Other forms that I haven’t found a lot of research supporting its effectiveness one way or another include: sodium ascorbyl phosphate, ascorbyl palmitate, tetrahexyldecyl ascorbate, magnesium ascorbyl phosphate, and ascorbyl glucoside.

Vitamin E

  • a. Tocopherol
  • b. Tocotrienols

Vitamin E has long been used for wounds and dry skin as it has been shown to promote skin healing. Vitamin E also works well with vitamin C, so you will often see them together. Vitamin E will stop free radicals, but in turn get damaged from the process. 

Vitamin C will repair the vitamin E and allow it to continue neutralizing the free radicals. Due to its wound healing properties, vitamin E is great for dry skin that requires nourishment.

Green Tea

  • a. EGCG or Epigallocatechin gallate

Scientists have known green tea to be a powerful antioxidant when ingested, but it also works on the skin. Green tea works to regulate sebum production and has anti-inflammatory and anti-bacterial properties, which makes it an ideal ingredient for acne and sensitive skin.

Niacinamide

  • a. Vitamin B3
  • b. Nicotinic acid

Niacinamide is found naturally occurring within our bodies and in the food, we eat. Niacinamide protects from free radical damage, repairs the skin barrier, and regulates oil production. It is great for all skin types, even acneic.
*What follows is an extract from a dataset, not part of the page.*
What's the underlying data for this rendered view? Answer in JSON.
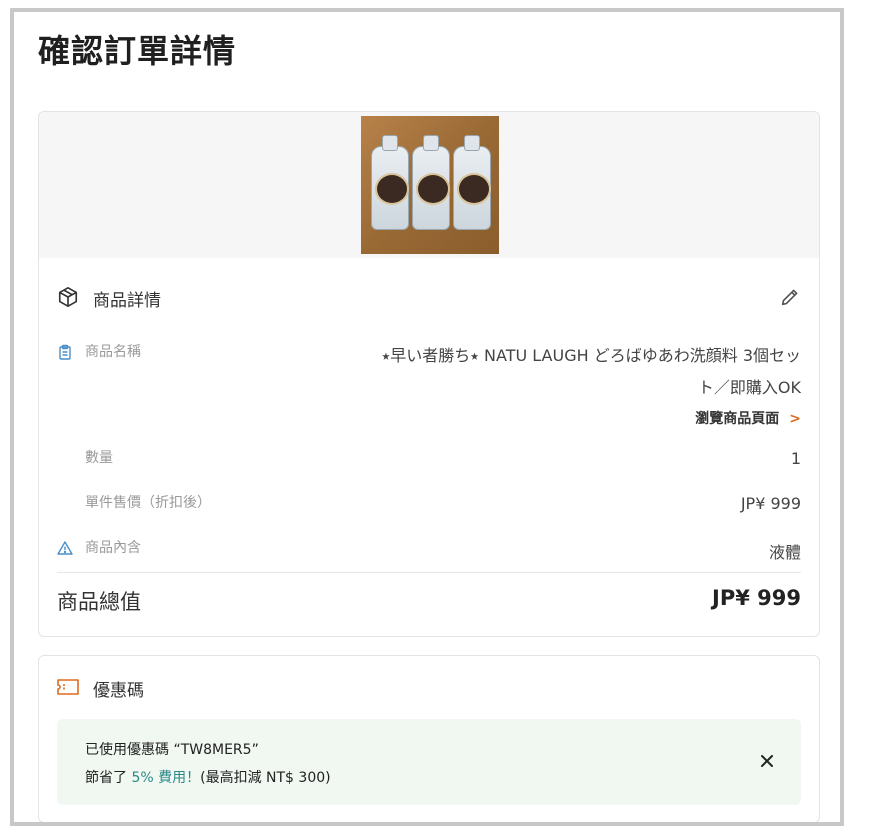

Niacinamide can be used in conjunction with vitamin A, vitamin C, retinol, or any other actives without causing skin irritation.

Vitamin A

I am going to cover a lot more about vitamin A/Retinoids in Chapter 5, but these are the forms of vitamin A that perform as antioxidants.

  • a. Retinyl Ascorbate (A combination of vitamin A and vitamin C. By combining these two together they prove to be more stable).
  • b. Retinyl Palmitate (A combination of vitamin A and palmitic acid. This compound is found naturally in our skin, working as an antioxidant, and protecting the skin from sun damage).

Resveratrol

  • a. Polyphenol antioxidant

Resveratrol is found in grapes and berries and was a popular ingredient a few years ago. This ingredient is what these fruits use to protect themselves from infection and pollution. These attributes are what make it a good antioxidant, especially for acneic skin as it is naturally anti-bacterial and anti-inflammatory.

Coenzyme Q 10

  • a. Ubiquinone

CoQ10 occurs naturally within our bodies, but like everything else, it decreases as we age making us prone to fine lines. This specific antioxidant helps stimulate collagen production, making it ideal for mature skin looking to minimize the appearance of fine lines and loss of elasticity.